Мы пошли за Осинки, и лица и руки стыли, пока мы были между двух костров. Наш почти прогорел, мы подкормили его и сели плотнее, Жижка ближе ко мне, а Блохастик к Марине.
- Я скоро в Москву поеду, буду там в школе учиться, - сказал Жижка.
- Клавдя Семенна тебя не отпустит, - сказал Блохастик.
- Я и спрашивать не буду. Папка меня заберет - и все.
- Кто в Москве твоего папку знает? Тебя там даже в школу для отсталых не возьмут.
Жижка положил мне руку на плечо, как бы ища защиты. Я покосилась на Марину, увидела у ее щеки тонкую ручку Блохастика и не стала скидывать.
- Моего отца вся Москва знает. Скажи, Надь?
Я вдруг почувствовала себя на стороне Жижки, словно он родной мне.
- Конечно. Про Жижкина отца и в газете писали.
- В московской? - спросила Марина.
Голос ее изменился, удалился. И я, не понимая, но предвидя, в чем будет заключена суть нашего грядущего великого раздора, приняла этот раздор и твердым, не своим голосом ответила:
- Да, в московской.
- Ой, врушка, врушка.
- Она не врет!
- Все они брешут, пойдем, Марин.
И Марина поднялась за Блохастиком и они отошли от нас и сели напротив.
Пламя костра разделило нас, густой воздух тек над костром, и лица сестры и Блохастика текли и менялись, и темнели их черты. Я сказала Жижке:
- Пойдем, погуляем...
И мы еще дальше ушли от них, в вечерний холод, ходили по следу машины Кривого Черта и жались друг к другу, потому что зябли.
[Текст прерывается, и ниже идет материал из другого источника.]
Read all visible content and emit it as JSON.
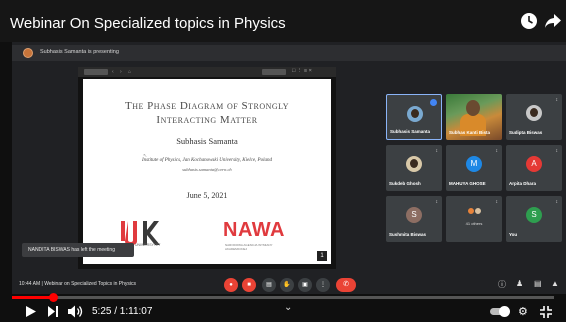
{
  "video": {
    "title": "Webinar On Specialized topics in Physics"
  },
  "meet": {
    "presenting_text": "Subhasis Samanta is presenting",
    "toast_text": "NANDITA BISWAS has left the meeting",
    "time_text": "10:44 AM  |  Webinar on Specialized Topics in Physics",
    "participants": [
      {
        "name": "Subhasis Samanta",
        "type": "photo",
        "speaking": true
      },
      {
        "name": "Subhas Kanti Bista",
        "type": "video",
        "speaking": false
      },
      {
        "name": "Sudipta Biswas",
        "type": "photo-dark",
        "speaking": false
      },
      {
        "name": "Sukdeb Ghosh",
        "type": "photo",
        "speaking": false
      },
      {
        "name": "MAHUYA GHOSE",
        "initial": "M",
        "color": "#1e88e5"
      },
      {
        "name": "Arpita Dhara",
        "initial": "A",
        "color": "#e53935"
      },
      {
        "name": "Sushmita Biswas",
        "initial": "S",
        "color": "#8d6e63"
      },
      {
        "name": "41 others",
        "type": "others"
      },
      {
        "name": "You",
        "initial": "S",
        "color": "#2e9e4f"
      }
    ],
    "control_icons": [
      "mic-off-icon",
      "camera-off-icon",
      "captions-icon",
      "raise-hand-icon",
      "present-icon",
      "more-icon",
      "hang-up-icon"
    ]
  },
  "slide": {
    "title_line1": "The Phase Diagram of Strongly",
    "title_line2": "Interacting Matter",
    "author": "Subhasis Samanta",
    "affiliation": "Institute of Physics, Jan Kochanowski University, Kielce, Poland",
    "email": "subhasis.samanta@cern.ch",
    "date": "June 5, 2021",
    "uj_logo_text": "UJK",
    "uj_sub": "UNIWERSYTET",
    "nawa_logo_text": "NAWA",
    "nawa_sub": "NARODOWA AGENCJA WYMIANY AKADEMICKIEJ",
    "slide_number": "1"
  },
  "player": {
    "current_time": "5:25",
    "duration": "1:11:07",
    "time_display": "5:25 / 1:11:07",
    "progress_fraction": 0.076
  },
  "colors": {
    "youtube_red": "#ff0000",
    "meet_red": "#ea4335",
    "nawa_red": "#e03a3e"
  }
}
Мы услышали, что и они идут за нами, и присели за куст, полный тенью.
- Какой ты низенький! - сказала Марина Блохастику. - Жижка вон длинный.
- Жижка дохляк!
- А ты ниже меня, с тобой гулять - позориться. Ну-ка, разувайся! И Марина стала собирать сухие, каменные комья дорожной земли и запихивать их в Блохастиковы ботинки.
Мы переглянулись и улыбнулись, как взрослые. Блохастик еле обулся и поковылял, сгибая чуть удлинившиеся ноги, и стал еще ниже Марины.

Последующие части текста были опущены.